WILLAERTS, Adam
Painter, member of a Dutch family of painters. The marine painter Adam Willaerts was one of the many Protestants who emigrated from Flanders to the northern Netherlands at the end of the 16th century. He had three sons who became painters, at least two of whom, Abraham Willaerts and Isaac Willaerts, studied with him and painted marine subjects as well as portraits. Unlike his father and younger brothers, the eldest son Cornelis Willaerts (1600-66) was a history painter who also painted portraits and landscapes, including Arcadian scenes in the manner of Cornelis van Poelenburch. He remains a shadowy figure, by whom only one signed work is known.

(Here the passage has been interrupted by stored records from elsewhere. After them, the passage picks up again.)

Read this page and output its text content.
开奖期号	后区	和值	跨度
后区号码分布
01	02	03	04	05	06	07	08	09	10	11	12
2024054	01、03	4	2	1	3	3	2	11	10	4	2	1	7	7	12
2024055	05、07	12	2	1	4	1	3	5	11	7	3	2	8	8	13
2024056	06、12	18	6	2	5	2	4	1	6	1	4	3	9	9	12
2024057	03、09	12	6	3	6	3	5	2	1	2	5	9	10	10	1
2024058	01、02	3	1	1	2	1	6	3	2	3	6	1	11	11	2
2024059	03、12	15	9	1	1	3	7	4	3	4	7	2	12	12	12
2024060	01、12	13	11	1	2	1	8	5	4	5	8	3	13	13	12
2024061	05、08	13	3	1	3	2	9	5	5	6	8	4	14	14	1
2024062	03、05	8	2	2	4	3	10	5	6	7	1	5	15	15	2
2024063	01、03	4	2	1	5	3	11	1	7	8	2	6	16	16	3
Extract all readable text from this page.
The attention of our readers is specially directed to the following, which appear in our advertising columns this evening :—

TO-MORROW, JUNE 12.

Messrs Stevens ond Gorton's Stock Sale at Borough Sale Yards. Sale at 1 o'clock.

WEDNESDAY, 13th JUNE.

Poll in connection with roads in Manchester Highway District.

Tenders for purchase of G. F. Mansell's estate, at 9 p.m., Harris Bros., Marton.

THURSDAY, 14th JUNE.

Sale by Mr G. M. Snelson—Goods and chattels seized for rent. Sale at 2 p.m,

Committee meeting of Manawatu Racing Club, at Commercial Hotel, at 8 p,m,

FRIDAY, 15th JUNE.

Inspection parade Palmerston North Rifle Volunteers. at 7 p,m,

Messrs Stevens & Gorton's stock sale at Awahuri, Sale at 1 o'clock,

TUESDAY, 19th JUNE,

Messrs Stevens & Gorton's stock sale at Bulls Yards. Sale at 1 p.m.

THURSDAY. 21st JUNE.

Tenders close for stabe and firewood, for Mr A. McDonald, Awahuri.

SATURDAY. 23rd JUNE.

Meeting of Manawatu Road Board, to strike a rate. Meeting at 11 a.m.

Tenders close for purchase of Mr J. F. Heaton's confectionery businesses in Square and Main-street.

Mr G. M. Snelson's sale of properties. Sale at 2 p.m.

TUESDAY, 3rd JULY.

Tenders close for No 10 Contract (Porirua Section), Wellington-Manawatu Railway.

During his early years in Antwerp Adam Willaerts was impressed with the colourful paintings of the Fleming Jan Breughel the Elder. He spent some time in England before settling in inland Utrecht, aged 23, in 1604, where he lived for the rest of his life. However, the subject and style of his earliest known picture, Dutch East Indiamen off the West African Coast (1608; Amsterdam, Historische Museum), presumably painted after the artist’s arrival in Holland, shows the influence of the Dutch marine painter Hendrick Cornelisz. Vroom. In this painting Willaerts adopted Vroom’s austere compositional scheme of an uninterrupted horizontal expanse of water with no framing devices, but he lacked Vroom’s skill in depicting ships.
In Holland he knew Roelandt Savery, whose influence can be seen in his landscapes, and he was almost certainly influenced by the Brueghel family since he also painted genre subjects. Later he turned to beach scenes, influenced by Jan Brueghel and Joos de Momper. He had three sons who were also marine painters.